First, I found that one of my multimeters had a diode test function. I used that on the LEDs and found that the forward voltage drop on the IR LEDs is around 1.0V, except for the two IR LEDs that measured the 10.1V and 9.1V drops in my previous test (which you all thought were the bad ones) -- those measured 0V so that seems to confirm that those indeed are the bad ones.

Now I need to figure out which IR LEDs to buy, as there definitely are a lot out there. I came up with what I think is the circuit for each side:



The resistor is 15 ohms. I used this LED series calculator and found that for a 6.3V source voltage, if each LED has a 1.5V forward voltage and a 20mA forward current, that would make sense with 4 LEDs. That seems to be a fairly common spec for an LED. Does that make sense? Does it make sense to buy one that can handle a larger current?

That being said, the strange thing I found is that the actual voltage is not 6.3V. The voltage point on the PCB is labeled 6.3V, but when I measure it it reads 11V (I tested with 2 different multimeters). I thought that was strange so I measured the voltage from the AC/DC wall wart -- it is labeled 9V, and the port on the device itself is labeled 9V, but the actual power output is 16V! 16V / 9V also happens to equal 11V / 6.3V.

So, now I'm faced with another question: is this power supply bad as well? Do they fail in this manor, by increasing their voltage? The rest of the unit (video & audio + transmitter) works just fine with this voltage. It would seem strange that all 3 voltage labels (wall wart, input power plug, & PCB label) would be wrong, it seems more likely the wall wart just went bad, but it is curious that everything else functions fine.

I'm assuming that if the wall wart increased the voltage, that could explain why the two LEDs burnt out (increased current).

Does my above speculation make sense? Thanks for the help!
 

Audioguru

Joined Dec 20, 2007
11,248
IR LEDs are 1.0V to 1.2V, not 1.5V. Then the current in the IR LEDs is way too high when the current-limiting resistor is only 15 ohms and the loaded DC voltage is 6.3V.
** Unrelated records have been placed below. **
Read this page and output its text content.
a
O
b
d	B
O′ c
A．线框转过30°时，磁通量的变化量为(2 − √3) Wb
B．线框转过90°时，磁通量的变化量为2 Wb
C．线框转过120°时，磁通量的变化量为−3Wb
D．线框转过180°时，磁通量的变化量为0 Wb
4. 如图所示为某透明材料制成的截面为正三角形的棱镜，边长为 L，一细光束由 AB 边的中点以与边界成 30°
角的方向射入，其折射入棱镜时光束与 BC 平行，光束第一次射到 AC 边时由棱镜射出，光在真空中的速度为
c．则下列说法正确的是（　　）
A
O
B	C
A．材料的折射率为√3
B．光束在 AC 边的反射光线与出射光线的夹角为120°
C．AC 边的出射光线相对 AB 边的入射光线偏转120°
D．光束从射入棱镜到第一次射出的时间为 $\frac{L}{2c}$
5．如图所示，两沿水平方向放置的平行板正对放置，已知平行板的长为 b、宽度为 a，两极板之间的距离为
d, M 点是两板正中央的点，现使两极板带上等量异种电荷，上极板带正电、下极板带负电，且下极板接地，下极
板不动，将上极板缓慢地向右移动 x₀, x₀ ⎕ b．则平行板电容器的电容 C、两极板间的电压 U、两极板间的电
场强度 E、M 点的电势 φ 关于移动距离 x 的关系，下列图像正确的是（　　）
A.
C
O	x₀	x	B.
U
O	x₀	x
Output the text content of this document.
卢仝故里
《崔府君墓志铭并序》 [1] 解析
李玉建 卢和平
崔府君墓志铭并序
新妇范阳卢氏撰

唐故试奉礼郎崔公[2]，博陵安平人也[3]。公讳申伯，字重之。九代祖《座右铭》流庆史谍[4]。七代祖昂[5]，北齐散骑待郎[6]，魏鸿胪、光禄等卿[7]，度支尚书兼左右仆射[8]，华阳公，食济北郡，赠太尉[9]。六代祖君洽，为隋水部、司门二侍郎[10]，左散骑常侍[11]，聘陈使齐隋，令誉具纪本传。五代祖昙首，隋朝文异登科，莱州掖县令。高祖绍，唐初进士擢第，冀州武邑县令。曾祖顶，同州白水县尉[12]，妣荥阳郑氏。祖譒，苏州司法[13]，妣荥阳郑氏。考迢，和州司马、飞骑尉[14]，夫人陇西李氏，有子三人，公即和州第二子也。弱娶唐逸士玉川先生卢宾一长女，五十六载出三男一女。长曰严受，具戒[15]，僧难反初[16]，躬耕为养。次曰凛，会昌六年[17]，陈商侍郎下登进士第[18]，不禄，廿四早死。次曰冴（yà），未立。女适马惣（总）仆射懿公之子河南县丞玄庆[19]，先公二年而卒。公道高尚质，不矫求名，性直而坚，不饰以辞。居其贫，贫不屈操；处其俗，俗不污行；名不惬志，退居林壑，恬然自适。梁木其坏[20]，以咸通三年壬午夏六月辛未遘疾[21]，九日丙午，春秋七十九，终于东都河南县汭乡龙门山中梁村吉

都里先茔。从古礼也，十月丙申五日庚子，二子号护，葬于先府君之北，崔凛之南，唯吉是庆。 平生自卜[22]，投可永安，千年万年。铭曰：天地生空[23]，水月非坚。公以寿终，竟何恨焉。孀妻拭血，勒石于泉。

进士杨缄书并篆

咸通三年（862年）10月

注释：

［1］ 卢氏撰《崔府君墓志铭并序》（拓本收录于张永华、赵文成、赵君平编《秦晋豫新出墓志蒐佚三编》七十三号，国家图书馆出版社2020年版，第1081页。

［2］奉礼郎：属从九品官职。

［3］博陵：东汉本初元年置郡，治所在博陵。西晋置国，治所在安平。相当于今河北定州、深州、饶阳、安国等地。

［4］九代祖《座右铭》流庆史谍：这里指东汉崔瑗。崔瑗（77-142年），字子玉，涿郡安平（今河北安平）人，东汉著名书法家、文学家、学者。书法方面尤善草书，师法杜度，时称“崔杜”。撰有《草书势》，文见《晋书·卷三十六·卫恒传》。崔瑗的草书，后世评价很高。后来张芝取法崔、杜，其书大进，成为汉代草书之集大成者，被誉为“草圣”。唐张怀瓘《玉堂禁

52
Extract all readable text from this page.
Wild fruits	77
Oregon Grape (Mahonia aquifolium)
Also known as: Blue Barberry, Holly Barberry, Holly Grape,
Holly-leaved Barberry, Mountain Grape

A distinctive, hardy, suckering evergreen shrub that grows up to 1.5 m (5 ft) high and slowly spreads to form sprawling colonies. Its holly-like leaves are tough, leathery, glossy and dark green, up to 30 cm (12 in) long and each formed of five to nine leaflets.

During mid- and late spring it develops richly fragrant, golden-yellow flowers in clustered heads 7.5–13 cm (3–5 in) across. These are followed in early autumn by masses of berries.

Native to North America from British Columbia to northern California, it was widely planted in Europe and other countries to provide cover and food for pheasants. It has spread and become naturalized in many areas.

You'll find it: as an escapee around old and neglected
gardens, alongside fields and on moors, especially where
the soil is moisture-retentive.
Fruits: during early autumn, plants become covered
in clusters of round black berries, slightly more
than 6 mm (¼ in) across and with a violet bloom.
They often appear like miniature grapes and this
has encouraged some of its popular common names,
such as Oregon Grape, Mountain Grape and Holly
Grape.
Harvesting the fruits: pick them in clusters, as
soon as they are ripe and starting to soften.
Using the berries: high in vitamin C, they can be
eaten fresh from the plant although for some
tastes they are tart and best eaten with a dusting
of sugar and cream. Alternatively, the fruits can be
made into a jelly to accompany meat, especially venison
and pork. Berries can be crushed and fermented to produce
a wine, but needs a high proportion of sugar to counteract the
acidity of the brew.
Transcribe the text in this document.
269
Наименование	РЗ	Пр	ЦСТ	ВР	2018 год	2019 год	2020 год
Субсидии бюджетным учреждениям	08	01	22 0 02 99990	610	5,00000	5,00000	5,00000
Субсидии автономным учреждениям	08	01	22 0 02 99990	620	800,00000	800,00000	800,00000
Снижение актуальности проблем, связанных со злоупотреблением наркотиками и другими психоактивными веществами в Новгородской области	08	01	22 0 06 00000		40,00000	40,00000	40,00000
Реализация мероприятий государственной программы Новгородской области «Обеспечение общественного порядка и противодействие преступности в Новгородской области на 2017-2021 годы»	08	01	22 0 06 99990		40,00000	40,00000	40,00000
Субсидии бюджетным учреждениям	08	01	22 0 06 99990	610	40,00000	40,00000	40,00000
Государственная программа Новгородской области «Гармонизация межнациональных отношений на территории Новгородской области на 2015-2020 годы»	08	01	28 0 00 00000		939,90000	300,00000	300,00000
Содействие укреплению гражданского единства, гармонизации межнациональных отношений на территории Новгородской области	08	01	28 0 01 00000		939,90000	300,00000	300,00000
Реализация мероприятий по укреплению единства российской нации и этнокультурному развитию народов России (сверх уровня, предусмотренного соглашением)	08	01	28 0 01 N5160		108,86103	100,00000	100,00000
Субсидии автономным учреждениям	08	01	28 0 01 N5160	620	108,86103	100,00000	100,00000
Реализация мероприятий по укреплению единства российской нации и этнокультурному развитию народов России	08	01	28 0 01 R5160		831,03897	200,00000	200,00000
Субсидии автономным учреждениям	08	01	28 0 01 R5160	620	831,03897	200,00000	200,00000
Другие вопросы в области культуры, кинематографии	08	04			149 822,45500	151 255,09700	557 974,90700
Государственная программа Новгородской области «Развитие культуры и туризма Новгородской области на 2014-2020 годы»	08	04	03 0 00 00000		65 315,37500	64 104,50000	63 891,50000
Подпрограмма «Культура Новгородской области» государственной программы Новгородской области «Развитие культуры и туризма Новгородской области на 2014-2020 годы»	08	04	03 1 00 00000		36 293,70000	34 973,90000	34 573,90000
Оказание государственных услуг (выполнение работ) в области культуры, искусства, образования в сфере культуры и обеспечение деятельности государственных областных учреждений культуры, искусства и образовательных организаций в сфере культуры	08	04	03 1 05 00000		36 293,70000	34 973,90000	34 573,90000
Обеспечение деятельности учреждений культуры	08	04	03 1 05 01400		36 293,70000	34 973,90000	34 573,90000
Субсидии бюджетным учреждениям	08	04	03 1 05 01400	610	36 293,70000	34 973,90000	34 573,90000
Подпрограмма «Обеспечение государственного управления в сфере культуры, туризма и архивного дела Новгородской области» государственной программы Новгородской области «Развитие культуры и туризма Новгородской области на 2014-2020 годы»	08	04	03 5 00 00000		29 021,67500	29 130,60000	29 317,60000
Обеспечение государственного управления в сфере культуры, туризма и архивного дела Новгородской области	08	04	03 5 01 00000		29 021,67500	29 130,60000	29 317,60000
I don't know the max allowed continuous current for ordinary 5mm IR LEDs. It might be 40mA or 50mA.
 

Audioguru

Joined Dec 20, 2007
11,248
The OP said there is a 15 ohm resistor in series with each set of 4 IR LEDs.
Then the current in the LEDs will be way too high and will burn them out.
 

KJ6EAD

Joined Apr 30, 2011
1,581
It sounds like you have one of those low quality unregulated electromagnetic wall warts and the output is too high for the IREDs. I'd replace all of them with 880 nm (easier for the camera to see), not 940 nm IREDs and I'd build a LM317 current regulator for each string. Audioguru's right about IRED continuous current ratings being quite a bit higher than for LEDs.